Para ela, o governo Bolsonaro está querendo implantar no Brasil o modelo desastroso do setor elétrico no Texas. O sistema elétrico texano é isolado do restante dos EUA, ou seja, ele não pode exportar energia e também não pode receber energia de outros estados em momentos de crise, como os blecautes que têm ocorrido neste ano. Além disso, o Texas usou o fato de ser uma Unidade com autonomia para fazer uma grande desregulamentação no seu setor, reduzindo a capacidade do estado de obrigar as empresas a seguirem padrões de manutenção, segurança, de investimento em novas fontes renováveis, entre outras medidas.

“O projeto alternativo, sem abrir mão do controle da Eletrobras, e repensando o setor elétrico, é justamente irmos pelo nosso caminho natural, como foi feito quando da criação da Eletrobras. Integrar esse país, sabendo tirar partido dos seus recursos naturais. A gente tem que expandir as nossas energias renováveis. A gente consegue regularizar isto com nossos reservatórios e as nossas linhas de transmissão, que precisarão ser modernizadas”, defendeu a especialista.

Clarice Ferraz economista e diretora do Instituto de Desenvolvimento Estratégico do Setor Energético (Ilumina) l Foto: Reprodução do Youtube)

Problemas

Na avaliação da especialista, existe um problema quando se está falando de privatizar a estatal associando a uma expansão de base fóssil. “A gente está carbonizando nossa matriz ao longo desses anos. Se o modelo me leva a fazer isso, existe um problema nesse modelo. Porque eu estou no país que tem maior abundância de água doce, contém um dos melhores índices de insolação e, também, os parâmetros de vento”, diz.

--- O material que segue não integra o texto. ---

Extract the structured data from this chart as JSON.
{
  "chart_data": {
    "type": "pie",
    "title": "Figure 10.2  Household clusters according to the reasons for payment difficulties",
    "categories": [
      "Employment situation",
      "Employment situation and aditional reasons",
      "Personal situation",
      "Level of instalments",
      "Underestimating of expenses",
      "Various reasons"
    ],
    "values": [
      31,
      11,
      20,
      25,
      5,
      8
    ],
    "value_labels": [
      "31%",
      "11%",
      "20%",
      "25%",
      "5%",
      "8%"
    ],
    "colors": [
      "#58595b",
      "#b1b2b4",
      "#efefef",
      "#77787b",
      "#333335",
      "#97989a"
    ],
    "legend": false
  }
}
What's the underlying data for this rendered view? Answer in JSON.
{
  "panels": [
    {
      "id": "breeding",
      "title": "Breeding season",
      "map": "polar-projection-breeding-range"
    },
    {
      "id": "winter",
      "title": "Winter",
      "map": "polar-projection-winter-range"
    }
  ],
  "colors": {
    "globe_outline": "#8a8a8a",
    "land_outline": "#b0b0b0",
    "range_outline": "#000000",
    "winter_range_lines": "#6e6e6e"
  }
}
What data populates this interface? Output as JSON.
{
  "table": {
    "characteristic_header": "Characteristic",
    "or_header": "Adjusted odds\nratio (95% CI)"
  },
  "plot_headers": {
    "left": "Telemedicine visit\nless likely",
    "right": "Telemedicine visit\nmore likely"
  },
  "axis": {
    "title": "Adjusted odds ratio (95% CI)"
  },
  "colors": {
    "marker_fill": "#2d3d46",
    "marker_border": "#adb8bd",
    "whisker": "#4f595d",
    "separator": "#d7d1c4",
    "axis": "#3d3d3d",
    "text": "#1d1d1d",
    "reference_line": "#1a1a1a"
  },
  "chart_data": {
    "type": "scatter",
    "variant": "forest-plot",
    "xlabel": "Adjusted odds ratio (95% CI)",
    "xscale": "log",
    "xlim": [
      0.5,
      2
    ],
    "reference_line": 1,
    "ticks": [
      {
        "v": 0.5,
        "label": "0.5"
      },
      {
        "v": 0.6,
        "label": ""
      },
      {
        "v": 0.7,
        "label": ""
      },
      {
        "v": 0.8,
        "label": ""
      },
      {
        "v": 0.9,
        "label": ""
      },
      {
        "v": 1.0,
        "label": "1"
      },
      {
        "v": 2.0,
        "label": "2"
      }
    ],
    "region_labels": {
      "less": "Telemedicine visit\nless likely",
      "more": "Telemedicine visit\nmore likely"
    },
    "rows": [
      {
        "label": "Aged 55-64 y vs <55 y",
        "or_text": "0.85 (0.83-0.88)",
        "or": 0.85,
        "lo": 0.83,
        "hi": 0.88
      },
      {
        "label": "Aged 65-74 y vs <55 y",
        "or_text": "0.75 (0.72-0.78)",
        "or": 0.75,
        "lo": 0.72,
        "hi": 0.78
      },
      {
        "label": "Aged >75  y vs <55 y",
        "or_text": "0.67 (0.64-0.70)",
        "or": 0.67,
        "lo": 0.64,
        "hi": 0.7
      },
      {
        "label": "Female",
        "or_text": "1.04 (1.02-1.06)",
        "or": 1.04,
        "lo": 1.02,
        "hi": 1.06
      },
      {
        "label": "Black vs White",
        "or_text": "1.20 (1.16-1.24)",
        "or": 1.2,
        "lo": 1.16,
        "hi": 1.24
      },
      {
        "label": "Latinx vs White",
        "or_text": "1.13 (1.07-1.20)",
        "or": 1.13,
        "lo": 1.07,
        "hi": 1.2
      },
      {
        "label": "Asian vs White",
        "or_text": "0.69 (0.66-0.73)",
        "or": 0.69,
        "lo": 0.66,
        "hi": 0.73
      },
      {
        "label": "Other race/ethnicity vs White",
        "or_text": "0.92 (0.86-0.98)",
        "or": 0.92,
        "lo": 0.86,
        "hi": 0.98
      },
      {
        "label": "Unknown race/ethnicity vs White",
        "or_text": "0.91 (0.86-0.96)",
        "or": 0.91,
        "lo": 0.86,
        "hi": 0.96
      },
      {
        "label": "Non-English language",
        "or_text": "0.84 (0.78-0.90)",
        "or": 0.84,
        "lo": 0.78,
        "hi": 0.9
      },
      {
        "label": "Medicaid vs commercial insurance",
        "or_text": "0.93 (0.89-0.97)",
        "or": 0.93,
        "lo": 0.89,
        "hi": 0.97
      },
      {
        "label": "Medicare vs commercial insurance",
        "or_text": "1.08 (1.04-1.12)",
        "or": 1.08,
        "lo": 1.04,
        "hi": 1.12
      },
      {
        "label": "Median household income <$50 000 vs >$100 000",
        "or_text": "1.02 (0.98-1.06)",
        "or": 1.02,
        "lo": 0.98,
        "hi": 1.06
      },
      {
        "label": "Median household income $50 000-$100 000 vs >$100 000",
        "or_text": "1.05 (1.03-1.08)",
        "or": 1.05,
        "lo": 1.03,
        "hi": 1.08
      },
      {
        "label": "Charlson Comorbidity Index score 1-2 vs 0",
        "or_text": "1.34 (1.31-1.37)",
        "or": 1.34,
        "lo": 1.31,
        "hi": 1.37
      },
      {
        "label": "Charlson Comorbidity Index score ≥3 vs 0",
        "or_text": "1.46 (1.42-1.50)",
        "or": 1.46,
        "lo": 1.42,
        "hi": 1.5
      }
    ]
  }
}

O projeto colocado pelo governo, diz a especialista, “utiliza base hidráulica, complementando com fóssil, o que não ajuda a preservar os reservatórios”. “Pelo contrário, estamos com preços caros e reservatórios vazios. Além disto, propõe a liberalização. Então, estaríamos em um mercado liberalizado, carbonizado, com dependência tecnológica e tarifas altíssimas”, completou.

Investimento

Clarice Ferraz defendeu o fortalecimento da Eletrobras com investimentos públicos. “Fazendo esse projeto, nós teremos uma tarifa muito mais barata. Nós teremos um setor que é coordenado, que mitiga riscos, que compartilha riscos, que traz uma energia descarbonizada e com tecnologia nacional. Os impactos da crise do covid-19 e pós-covid-19 mostram que justamente é preciso de intervenção estatal para poder ter uma atuação contracíclica. É uma série de políticas industriais e energéticas a serem elaboradas. O nível de investimento que se retraiu, por conta da crise, precisa ser redinamizado. E para se reverter esse ciclo, é preciso que haja gasto em investimento público, e que esse gasto em investimento público seja colocado nas áreas corretas. Em eficiência energética e, justamente, na integração de novas energias renováveis, que são grandes setores geradores de empregos […] já que nós estamos vivendo uma crise econômica tão grave”, argumentou

A especialista se referiu as medidas do governo anunciadas na terça-feira (15) para conter o uso de energia. “Não é um pico de verão ainda, estamos em junho e o que aconteceu? Houve um novo pico de preços devido ao calor e já o regulador pedindo para as pessoas consumirem menos, tomarem cuidado e tirarem os aparelhos da tomada. Então, é você deixar toda sua economia completamente exposta ao clima, que vem acontecendo com um padrão indeterminado e com eventos cada vez mais extremos. A gente ir para um mercado livre nesse ambiente de total incerteza, sem saber o que acontece, a gente fica completamente exposto a esse tipo de variação, que é capaz de destruir empresas, levar à falência e promover a morte”, ressaltou a Ferraz.

Modelo

O texto da MP 1.031/2021, aprovado na Câmara dos Deputados, que agora está sob análise do Senado, prevê a desestatização da Eletrobras por meio da oferta de ações da companhia na Bolsa de Valores. Assim, o Estado brasileiro, detentor de 58,71% da companhia, transferiria o controle da empresa ao capital privado e estrangeiro. Além disso, o governo propõe a renovação de contratos com usinas térmicas e antigas – a preços elevados – e a compra, pela União, de 6.000 MW de energia de termelétricas movidas a gás natural.